Events are the best teacher for us. You try to learn from
Events are the best teacher for us. You try to learn from people, there is always some bend to it.
Yoko Ono once said: “Events are the best teacher for us. You try to learn from people, there is always some bend to it.” In these words lies a truth both unsettling and liberating—that wisdom does not come chiefly from lectures or borrowed doctrines, but from the unfolding of life itself. Events, whether triumphant or tragic, speak to us with a voice that cannot be silenced or twisted. A man may distort his story, a mentor may color his lesson, but the raw happening of reality cannot be denied. It imprints its mark upon the soul more deeply than any secondhand word.
For Ono, whose life was scarred and shaped by both grief and creation, this truth was lived rather than imagined. She endured war as a child, loss as an artist, and the searing pain of her husband John Lennon’s death. Each event was not chosen, but each became a teacher. The war taught her survival and resilience, art taught her the freedom of imagination, and tragedy taught her the endurance of love beyond death. She knew that the lessons taken from life’s blows are more honest than any carefully spoken counsel, for reality is without bias, without “bend.”

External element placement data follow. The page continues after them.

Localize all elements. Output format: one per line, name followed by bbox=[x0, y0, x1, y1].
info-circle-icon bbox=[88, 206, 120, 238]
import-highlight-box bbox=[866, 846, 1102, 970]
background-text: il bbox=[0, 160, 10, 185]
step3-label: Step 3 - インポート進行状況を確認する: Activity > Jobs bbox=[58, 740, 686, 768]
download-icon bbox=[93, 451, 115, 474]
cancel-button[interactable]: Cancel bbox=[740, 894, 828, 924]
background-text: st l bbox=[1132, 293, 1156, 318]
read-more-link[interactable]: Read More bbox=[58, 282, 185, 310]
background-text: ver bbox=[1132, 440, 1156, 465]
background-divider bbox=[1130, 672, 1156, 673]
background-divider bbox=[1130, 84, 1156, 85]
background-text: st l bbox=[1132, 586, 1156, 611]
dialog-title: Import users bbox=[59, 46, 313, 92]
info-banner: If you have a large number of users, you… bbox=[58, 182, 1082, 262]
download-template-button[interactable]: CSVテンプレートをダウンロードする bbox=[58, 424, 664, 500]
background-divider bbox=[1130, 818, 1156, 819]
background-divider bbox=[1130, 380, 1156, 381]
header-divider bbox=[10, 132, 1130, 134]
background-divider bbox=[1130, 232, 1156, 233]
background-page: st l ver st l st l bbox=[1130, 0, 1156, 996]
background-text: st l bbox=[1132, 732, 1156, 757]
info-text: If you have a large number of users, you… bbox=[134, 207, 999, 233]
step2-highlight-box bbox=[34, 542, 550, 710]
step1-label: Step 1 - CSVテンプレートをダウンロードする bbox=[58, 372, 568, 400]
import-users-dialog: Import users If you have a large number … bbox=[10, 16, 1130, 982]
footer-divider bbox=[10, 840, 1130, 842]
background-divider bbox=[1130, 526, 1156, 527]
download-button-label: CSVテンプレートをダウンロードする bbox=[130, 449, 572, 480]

History is filled with testimony to this wisdom. Think of Abraham Lincoln, who studied many books but found his deepest lessons in the events of his life—poverty, defeat, and repeated failure. Each loss was a greater teacher than the polished advice of peers. When he finally rose to lead his fractured nation, it was not merely knowledge of law that guided him, but the scars of lived struggle. He had been taught by events, and so he became capable of teaching a wounded people.
The ancients, too, knew this principle. The Stoics, like Epictetus, proclaimed that philosophy was not words but practice, tested in hardship. A man could hear countless teachings on patience, but until he was struck by insult or misfortune, the truth of patience would not be revealed. Events strip away illusion; they test the soul and reveal whether wisdom has taken root. As fire proves the gold, so do happenings prove the spirit.
Yet Ono also reminds us of the “bend” that comes when we learn only from others. For every human carries their own lens, their own bias, their own story. Advice, no matter how sincere, arrives bent through the prism of another life. This does not mean we should reject human guidance, but we must recognize its limits. Events are pure in their teaching; they leave no room for distortion. The flood, the war, the loss, the unexpected joy—these write their lessons in the marrow of our being.
The lesson, then, is clear: do not fear events, even the hard ones, for they are the greatest teachers. Do not resent failure, for it carries knowledge that success cannot give. Do not curse sorrow, for it teaches depth of compassion. Do not dismiss the small surprises of daily life, for each is a lesson wrapped in the garment of time. The world is the true classroom, and the hours of our lives are the lectures we cannot skip.
Practically, let us live with attentiveness. When an event occurs—whether joy or pain—ask, “What is this teaching me? What strength is it calling forth? What illusion is it breaking?” Keep a record, as the ancients kept journals, of how life’s happenings shape your soul. And when advice from others comes, weigh it carefully, but let lived experience be your final master.
Thus, Ono’s words remind us: the greatest teacher walks beside us every day, and its name is life. To honor it, we must live awake, ready to learn not only from voices, but from the unfolding of time itself. In this way, every event, great or small, becomes part of the sacred text from which we write our destiny.